Fiora fixed him with a look.  “She tried to kill me outside the manor.  She says it was an accident, but even now there's murder in her eyes.  Don't pretend you can't see it.  I'm allowed to defend myself.”

“Jus'....  Maybe you can jus' not talk to each other.  I can't handle it, Fiora.  The anger, the demands, the lies, the pikin' hog-crap—“

He stopped himself, sucking in a ragged breath.  It was wrong to take out his frustrations on her.  Even if he couldn't let his responsibilities lapse, he had to keep them separate from how he treated his friends.

“Cob?” said Fiora softly.  “Are you all right?”

“'M fine,” he muttered.  “Fantastic.”

“Because you're squeezing me pretty hard.”
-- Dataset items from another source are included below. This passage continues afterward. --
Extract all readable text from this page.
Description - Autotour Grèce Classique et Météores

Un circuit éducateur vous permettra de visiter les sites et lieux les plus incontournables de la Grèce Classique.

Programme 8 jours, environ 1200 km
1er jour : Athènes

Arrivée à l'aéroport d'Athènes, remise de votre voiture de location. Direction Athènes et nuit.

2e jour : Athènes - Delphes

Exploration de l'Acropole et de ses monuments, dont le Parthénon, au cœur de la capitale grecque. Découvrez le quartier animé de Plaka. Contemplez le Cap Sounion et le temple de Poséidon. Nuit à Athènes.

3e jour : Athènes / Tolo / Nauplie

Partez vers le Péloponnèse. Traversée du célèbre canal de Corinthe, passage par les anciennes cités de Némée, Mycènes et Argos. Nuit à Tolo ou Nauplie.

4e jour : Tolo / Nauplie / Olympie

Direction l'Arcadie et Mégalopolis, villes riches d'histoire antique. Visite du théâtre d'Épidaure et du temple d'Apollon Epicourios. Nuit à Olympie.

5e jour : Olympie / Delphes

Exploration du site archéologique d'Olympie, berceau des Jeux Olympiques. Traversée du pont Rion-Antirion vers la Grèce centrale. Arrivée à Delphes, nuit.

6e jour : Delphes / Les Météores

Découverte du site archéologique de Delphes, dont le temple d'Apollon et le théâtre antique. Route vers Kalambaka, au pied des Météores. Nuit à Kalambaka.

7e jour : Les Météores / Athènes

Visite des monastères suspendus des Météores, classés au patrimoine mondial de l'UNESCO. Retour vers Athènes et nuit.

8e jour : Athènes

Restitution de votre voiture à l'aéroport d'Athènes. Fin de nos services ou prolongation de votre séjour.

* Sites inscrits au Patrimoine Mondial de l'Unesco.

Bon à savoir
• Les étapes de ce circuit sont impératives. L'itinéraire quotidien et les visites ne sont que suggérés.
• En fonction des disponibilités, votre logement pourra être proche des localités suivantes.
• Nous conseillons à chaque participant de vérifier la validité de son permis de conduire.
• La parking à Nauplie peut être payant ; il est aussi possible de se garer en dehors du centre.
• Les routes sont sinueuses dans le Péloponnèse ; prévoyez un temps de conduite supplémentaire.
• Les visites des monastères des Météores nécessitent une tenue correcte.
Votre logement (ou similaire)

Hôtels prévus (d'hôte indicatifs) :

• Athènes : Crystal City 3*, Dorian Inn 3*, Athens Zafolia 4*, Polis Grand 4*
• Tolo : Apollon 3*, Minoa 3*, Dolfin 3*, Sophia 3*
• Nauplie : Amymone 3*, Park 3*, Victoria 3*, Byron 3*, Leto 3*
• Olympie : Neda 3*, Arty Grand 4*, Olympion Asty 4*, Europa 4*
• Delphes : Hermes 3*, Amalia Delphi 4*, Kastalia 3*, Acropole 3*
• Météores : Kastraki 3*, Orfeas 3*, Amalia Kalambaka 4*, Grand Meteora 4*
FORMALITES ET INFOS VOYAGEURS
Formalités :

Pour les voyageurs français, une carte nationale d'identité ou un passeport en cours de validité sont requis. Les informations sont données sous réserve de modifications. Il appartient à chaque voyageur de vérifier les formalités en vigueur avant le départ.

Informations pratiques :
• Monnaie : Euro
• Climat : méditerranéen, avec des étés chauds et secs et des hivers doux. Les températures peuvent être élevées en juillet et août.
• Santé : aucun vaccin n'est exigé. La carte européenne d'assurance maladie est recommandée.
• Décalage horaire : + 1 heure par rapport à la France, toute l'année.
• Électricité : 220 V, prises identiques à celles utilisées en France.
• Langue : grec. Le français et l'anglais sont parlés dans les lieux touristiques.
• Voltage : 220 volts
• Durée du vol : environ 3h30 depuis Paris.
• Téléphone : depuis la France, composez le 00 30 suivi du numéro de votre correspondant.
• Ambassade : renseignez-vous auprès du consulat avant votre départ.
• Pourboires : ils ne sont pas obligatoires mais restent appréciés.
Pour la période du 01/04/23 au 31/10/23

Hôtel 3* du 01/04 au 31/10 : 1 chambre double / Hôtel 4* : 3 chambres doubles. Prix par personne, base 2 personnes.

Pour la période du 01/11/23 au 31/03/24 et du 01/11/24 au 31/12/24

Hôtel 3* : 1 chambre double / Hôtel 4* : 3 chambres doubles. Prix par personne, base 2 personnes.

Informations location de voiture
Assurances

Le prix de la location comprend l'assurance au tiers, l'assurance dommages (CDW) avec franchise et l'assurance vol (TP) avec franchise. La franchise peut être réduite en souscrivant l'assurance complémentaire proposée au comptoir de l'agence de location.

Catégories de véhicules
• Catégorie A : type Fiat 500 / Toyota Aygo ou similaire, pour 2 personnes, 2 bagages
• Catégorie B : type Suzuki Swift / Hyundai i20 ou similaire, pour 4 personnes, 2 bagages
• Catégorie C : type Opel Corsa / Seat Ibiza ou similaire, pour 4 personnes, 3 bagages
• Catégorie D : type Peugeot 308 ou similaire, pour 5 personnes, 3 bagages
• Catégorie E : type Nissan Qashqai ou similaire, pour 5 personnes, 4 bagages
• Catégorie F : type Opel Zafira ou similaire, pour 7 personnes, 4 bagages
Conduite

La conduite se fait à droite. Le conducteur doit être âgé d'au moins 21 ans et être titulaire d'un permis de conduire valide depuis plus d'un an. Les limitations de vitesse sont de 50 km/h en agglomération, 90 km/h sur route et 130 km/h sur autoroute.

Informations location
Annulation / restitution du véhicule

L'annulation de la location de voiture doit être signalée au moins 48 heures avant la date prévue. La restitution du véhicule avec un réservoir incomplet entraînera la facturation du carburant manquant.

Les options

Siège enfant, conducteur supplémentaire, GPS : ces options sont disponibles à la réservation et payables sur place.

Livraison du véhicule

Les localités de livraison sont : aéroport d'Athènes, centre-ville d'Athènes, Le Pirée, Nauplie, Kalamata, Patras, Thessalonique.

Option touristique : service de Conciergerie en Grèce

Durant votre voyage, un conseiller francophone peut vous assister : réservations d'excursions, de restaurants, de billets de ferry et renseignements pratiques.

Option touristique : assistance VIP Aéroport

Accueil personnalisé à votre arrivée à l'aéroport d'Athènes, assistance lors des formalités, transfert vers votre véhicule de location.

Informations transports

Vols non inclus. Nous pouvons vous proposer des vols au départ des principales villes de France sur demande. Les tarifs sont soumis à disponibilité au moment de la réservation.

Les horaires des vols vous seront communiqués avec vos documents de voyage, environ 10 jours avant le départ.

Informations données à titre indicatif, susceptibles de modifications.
He let go immediately, chagrined, but she pulled his arm back into place just as fast.  “Don't,” she said.  “It doesn't have to be all or nothing.  It can be somewhere in the middle.”

“I—  I'm jus' tired,” he said, and tried to lay back.  As much as he wanted her, he wanted to be alone too.  Away from everything.

She let him, but then slithered on top, and he pretended it was her slight weight on his chest that made his breath come short.  Her curly hair tickled against his throat as she tucked her head under his chin.  “We can sleep,” she murmured.  “This is better than the floor though, if you don't mind.”

Her finger traced a line along his collarbone, and he swallowed thickly as the fire concentrated down below.  “Yeah,” he rasped.  “I don't mind.”

“Then I'll just get comfortable.”

He felt her sit up, and opened his eyes to find her lifting her tunic, rosy skin pale in the gloom.

They did not sleep.

 

*****

 

“He's so uptight, I don't know how she can stand it,” said Lark as the ward sealed.

“Not enough anymore,” Dasira muttered.

Grinning, the Shadow girl elbowed her.  “You're so jealous.  What did I say earlier?”

Dasira scowled over her cup of tea.  Across the fire, Ilshenrir watched them like a carved owl; Arik was scraping the last of the stew from the small pot and groaning like a creature in pain.  “I'm not jealous,” she said.  “Arik, what is with you?”

“Too many vegetables,” said the skinchanger as he sank back with the spoon still hanging from his mouth.  He patted his stomach through the chiton, then stretched long furry legs.  “Must hunt later or I will be terrible, smelly company.”

“You already make everything smell like wet dog,” said Lark.  Arik pouted.  “But you,” she went on, pointing her cup at Dasira.  “You have some explaining to do.”

“What now?”

“I didn't want to get into it back when you and Fiora were yelling at each other, but seriously, you're wolf-kin?”

All eyes on her, Dasira sighed and shrugged.  “More snake, actually.  The northwestern clans border the swamp, so there's also lizard and wader and toad-blood.  But we're not skinchangers.  I've fought some, but I'd never talked to one until Arik.”